廃炉資料館を見学したときの話

 福島の富岡町で廃炉資料館を見学して出たらまだ3時前だったので、もうすこし何か見ていこうと思い、駅と反対に向かって歩いた。とみおかアーカイブ・ミュージアムという震災伝承施設があるらしく、そこを目指すことにしたのだった。キャリーバッグが煩わしく、駅前の観光案内所で頼めば預かってくれたのではないかとすこし後悔していた。

 道中にラーメン屋があった。雰囲気のよい店だったので入ることにした。どのラーメンも一杯1000円以上するので驚いた。

 食べ終わってなんとなしに下りの電車を調べると、15分後の次は、3時間後まで間隔があくことに気づいた。実際のところ、アーカイブ・ミュージアムは何がなんでも行きたい場所ではなかった。せめて退屈せず過ごせるのならいいが、下手をしたら15分で見終わって手持ち無沙汰になる可能性もある。

 駅まで早足で戻るか? しかしこのキャリーバッグを引いてではたぶん間に合わない……と思いつつとりあえず席を立つと、反対側の席で食事していた作業服の男性二人が店を出るところだった。表に車が2台止まっていた。年下の男が食器を返し、年長の方が入り口の前でタバコを吸っていた。

 店を出て、しばらく腕時計に目を落としてから、タバコを咥えた男性に、ここから駅までどれくらいですか、と尋ねた。15分じゃ行かねえかなあ、と言われた。訊かれるまま、事情を説明した。乗せてってやろうかと言われた。お願いしますと答えた。

 しかしこんなとこで何してんのよ、と訊かれたので、廃炉資料館を見学が目的だったことを伝えた。アーカイブ・ミュージアムのことには触れなかった。男性は、なんちゃってエフイチ、と言って笑った。

 その人は車のトランクからジャンパーを取り出し、店から出てきたもうひとりに、結構いいだろう、などと言いながら渡していた。僕は時計が気になり気持ちが急いたが、彼の動きはゆったりしていた。

 キャリーバッグを後部座席に積み、自分は助手席に乗せてもらった。もう一台は駐車場を逆方向に出ていった。赤信号に差しかかったところで、運転席の男性が、あのクレーンのなかの一本動かしてるのは俺なのよ、と言った。予期していないことだったので驚きつつ、運がいい、と思った。あんまりいらんこというと怒られちゃうからさ、などと言いつつ話してくれたことのなかで、デブリなんてまあとりだせるわけないでしょ、うっへっへっへっへ、と笑うその声が印象に残っている。

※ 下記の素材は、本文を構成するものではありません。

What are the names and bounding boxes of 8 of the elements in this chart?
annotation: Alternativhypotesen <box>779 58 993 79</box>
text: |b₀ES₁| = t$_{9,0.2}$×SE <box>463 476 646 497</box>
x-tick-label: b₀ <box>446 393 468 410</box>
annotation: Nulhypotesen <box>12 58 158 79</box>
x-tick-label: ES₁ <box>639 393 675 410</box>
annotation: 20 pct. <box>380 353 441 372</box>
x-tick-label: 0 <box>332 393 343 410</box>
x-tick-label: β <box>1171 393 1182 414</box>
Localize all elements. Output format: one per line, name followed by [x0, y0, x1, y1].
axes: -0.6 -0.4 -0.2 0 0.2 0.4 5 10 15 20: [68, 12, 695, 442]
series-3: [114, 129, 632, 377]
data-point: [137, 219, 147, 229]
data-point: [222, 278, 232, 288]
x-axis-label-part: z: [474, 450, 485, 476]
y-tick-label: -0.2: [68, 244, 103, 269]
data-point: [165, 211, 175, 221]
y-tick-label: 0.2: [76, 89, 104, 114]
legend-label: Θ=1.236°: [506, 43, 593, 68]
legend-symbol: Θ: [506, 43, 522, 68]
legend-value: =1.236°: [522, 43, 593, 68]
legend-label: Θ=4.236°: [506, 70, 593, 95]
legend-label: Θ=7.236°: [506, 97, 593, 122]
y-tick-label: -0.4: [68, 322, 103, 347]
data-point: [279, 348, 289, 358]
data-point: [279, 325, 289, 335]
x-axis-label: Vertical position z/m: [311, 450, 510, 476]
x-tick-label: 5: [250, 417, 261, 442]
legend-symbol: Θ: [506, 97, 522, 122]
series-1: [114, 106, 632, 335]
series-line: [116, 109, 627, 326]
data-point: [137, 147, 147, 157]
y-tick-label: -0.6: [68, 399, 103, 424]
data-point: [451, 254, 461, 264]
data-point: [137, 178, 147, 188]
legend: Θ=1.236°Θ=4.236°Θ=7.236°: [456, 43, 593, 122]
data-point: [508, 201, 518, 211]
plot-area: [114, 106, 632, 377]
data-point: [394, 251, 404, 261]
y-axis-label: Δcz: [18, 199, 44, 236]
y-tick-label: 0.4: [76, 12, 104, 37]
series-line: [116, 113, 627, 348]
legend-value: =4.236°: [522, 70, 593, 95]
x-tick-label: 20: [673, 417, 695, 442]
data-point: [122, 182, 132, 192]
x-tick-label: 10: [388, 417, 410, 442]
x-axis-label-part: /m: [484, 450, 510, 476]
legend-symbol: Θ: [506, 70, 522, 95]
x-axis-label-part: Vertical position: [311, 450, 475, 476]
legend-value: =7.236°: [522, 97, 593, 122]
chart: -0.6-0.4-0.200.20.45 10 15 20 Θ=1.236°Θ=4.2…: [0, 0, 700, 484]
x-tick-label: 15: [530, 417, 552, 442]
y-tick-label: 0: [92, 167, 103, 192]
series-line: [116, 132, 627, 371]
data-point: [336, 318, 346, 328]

でもまあ、それじゃあ国民は納得しないでしょう、とも。

 駅に着き、お礼を言うと、男性は「ま、いわきの人間は優しいってことで」と言った。この辺りまで含めて「いわき」と呼ぶんだろうか、それとも家がいわきにあるんだろうか、と不思議に思いつつ、キャリーバッグを下ろし、走り去る車を見送った。